Stuart Kusher’s New Old Gods

Stuart Kusher is an irreverent classicist, a polydextrous visual communicator, a post-media mythologist and consummate rule-breaker for whom content, concept, technique, process, and meaning are bound together in a singular intuitive imperative -- telling the many varied stories of humanity, beginning with his own.

A lifelong artist by temperament and activity, for Kusher this storytelling impulse has generated an impressively eclectic array of manifestations over the years. From early inventiveness that prompted him to create, arte povera style, intricate sculptures carved into kneaded erasers, on school time; to his early mentorships by seminal figures in LA’s bohemian avant-garde from artists like Lorser Feitelson and Paul Zorthian, to Artforum critic Fidel Danieli; through decades of success in the interrelated spheres of advertising, music, and film -- all culminating in the most meaningful, personal, monumental work of his life so far, a suite of bronze sculptures of extraordinary power, innovation, complexity, and soulful, earthy majesty in which figures and symbols are invoked through the artist’s imagination to become profound avatars for aspects of man’s existence.

Kusher’s technical process is an epic undertaking of complex interactions between analog and mechanical, natural and chemical, temporal and atmospheric elements. Some of his larger works such as the striking monument to passionate, pensive beauty that is Contessa may take two years from inception to installation. But the main thing is, since Kusher always starts in clay before ultimately finishing in bronze and/or stainless steel, the original sparks of creative imagination present a vitality, verve, and hand-wrought immediacy that endure right through to the finished works -- which in their heavy metal heft and iridescent, chromatically saturated patinas have both a timeless gravitas and a 21st-century swagger.

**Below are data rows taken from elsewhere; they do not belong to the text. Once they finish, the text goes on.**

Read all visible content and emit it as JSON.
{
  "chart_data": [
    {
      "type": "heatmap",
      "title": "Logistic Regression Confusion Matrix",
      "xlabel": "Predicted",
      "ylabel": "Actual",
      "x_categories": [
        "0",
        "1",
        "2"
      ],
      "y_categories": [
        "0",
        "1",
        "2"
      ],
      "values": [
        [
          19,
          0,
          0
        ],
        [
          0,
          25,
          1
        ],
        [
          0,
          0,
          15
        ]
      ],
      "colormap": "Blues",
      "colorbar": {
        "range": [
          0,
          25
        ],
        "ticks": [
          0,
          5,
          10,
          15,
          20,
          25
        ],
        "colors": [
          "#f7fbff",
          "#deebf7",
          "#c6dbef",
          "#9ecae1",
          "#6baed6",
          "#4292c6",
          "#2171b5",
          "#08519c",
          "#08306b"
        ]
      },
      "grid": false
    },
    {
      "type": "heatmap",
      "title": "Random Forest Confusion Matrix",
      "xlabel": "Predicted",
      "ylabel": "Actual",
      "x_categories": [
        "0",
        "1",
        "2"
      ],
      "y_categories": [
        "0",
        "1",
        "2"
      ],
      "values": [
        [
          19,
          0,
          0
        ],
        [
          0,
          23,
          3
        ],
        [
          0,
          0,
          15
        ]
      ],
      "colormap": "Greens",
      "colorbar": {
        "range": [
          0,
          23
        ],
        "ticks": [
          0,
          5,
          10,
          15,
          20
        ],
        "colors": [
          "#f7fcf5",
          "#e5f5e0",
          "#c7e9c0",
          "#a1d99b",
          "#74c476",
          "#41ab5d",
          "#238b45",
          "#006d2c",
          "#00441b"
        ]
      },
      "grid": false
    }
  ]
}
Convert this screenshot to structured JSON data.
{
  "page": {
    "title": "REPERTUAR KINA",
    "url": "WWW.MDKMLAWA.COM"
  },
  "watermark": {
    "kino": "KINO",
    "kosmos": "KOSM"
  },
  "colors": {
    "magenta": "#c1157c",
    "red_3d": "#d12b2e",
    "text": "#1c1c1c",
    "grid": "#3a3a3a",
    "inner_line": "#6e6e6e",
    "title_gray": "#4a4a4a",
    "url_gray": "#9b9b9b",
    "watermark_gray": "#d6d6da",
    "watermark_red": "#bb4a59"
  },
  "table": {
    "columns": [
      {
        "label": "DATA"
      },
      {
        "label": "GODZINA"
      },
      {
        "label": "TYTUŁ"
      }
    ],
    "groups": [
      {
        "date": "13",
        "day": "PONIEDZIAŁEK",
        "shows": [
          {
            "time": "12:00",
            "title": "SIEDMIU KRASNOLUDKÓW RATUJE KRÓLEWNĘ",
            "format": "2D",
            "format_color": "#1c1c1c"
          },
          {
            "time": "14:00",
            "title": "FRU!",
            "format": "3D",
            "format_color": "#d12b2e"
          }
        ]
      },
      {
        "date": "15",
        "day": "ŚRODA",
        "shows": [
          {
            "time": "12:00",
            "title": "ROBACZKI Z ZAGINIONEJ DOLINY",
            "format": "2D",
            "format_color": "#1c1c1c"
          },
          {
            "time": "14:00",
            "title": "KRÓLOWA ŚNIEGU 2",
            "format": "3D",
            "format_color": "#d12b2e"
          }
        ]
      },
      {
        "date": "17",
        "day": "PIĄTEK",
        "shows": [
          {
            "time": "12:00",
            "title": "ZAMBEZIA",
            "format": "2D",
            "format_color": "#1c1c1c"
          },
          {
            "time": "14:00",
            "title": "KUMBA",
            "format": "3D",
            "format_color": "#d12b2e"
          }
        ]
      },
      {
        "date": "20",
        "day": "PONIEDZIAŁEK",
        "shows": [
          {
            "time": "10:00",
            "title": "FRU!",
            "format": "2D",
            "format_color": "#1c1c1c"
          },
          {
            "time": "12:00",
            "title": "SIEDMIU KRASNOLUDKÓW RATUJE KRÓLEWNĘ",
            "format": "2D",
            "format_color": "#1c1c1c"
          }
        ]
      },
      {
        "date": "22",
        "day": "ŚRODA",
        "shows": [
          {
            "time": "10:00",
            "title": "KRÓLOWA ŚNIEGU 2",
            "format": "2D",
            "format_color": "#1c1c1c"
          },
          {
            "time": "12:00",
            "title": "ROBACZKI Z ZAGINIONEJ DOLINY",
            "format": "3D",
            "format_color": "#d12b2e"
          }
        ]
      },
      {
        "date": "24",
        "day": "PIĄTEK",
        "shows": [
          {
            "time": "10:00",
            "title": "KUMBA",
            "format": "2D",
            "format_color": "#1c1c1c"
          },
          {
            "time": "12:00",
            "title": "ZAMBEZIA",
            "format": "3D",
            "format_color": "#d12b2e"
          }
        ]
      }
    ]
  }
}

As Kusher sets out on each new experimental studio journey, it’s as though the clay communicates directly with his muse before addressing him with its desires. He finds himself asking what each new sculpture needs to tell its nascent story in the most effective, impactful, memorable way. There’s no plan per se when he starts, yet the metaphorical schemes which emerge are fraught with such cultural significance and narrative layers that they fairly beg to be deciphered and decoded. At times there is even an undercurrent of religiosity, or worshipfulness -- such is the power of the sculptures’ radiant souls and eccentric accoutrements. In works like The Gatekeeper, The Scribe, and The Messenger, Kusher’s use of ritualistic postures and allegory-rich symbols like beating wings, plucked feathers, locks and keys, bones, wood pyres, human skulls, and masks resonate in depths of our collective unconscious.

But just as there is no single source for his poetic characters and storylines, there is no single spiritual doctrine at issue. Greco-Roman, Judeo-Christian, Pagan and First Nation, Deist and Tribal, Jungian, and Surrealistic -- all of these rivers flow into Kusher’s stylistic and iconographic reservoir, where they intermix and transform into fresh new wholes. Works like Broadway Madame, Mohawk Mafia, Afrinesta, and Patron Saint of San Onofre evolved from observations on the secular world, the dynamics of the demimonde, the inverted power structures of gender relations, and the hyperactive illusionistic theatricality that defines much of human interaction. With exaggerated features, elaborate headdresses, jaunty stances, knowing glances, and political edge creeping in through the titles, much of Kusher’s work seems involved not in reviving the old gods but in giving form to our new ones.

Contessa, Kusher’s most operatic work to date, toes the line between portrait and idol with exceptional nuance. Her face is an emotional portrait rather than an image of likeness. Kusher works from real people but not specific models or photographs. An ardent observer and keen student of detail, by the time he enters the studio he’s more than prepared to work directly from his imagination; and the interpretation of his own subject matter only comes to him later as he works down into the clay. His is a finger-based thought process, a tactile conceptualism that began fifty years ago with his ad hoc eraser sculptures and evolved through decades of paintings, assemblages, designs, performances and sculptural feats of engineering and labor-intensive treatments -- yet still yields results as intimate as the thumbprints visible in the serpentine locks of Contessa’s arboreal tresses.

They say no man is an island -- at least not in the stream of art history -- and Kusher is nothing if not a voracious aficionado of visual culture. But neither is he interested in appropriating or recreating what has come before. It’s more that as he proceeds with a bold curiosity to observe and express, he forges for himself new pathways toward the same archetypes that inspired the artists and artisans of old. Thus the formal qualities that hearken to conventions of both art history and anthropology in his work are, if not quite coincidental, then certainly independently devised. Inspired by the classics but excited by the outlaws, Kusher carries on telling extraordinary stories that belong only to himself -- yet also belong to each and every one of us.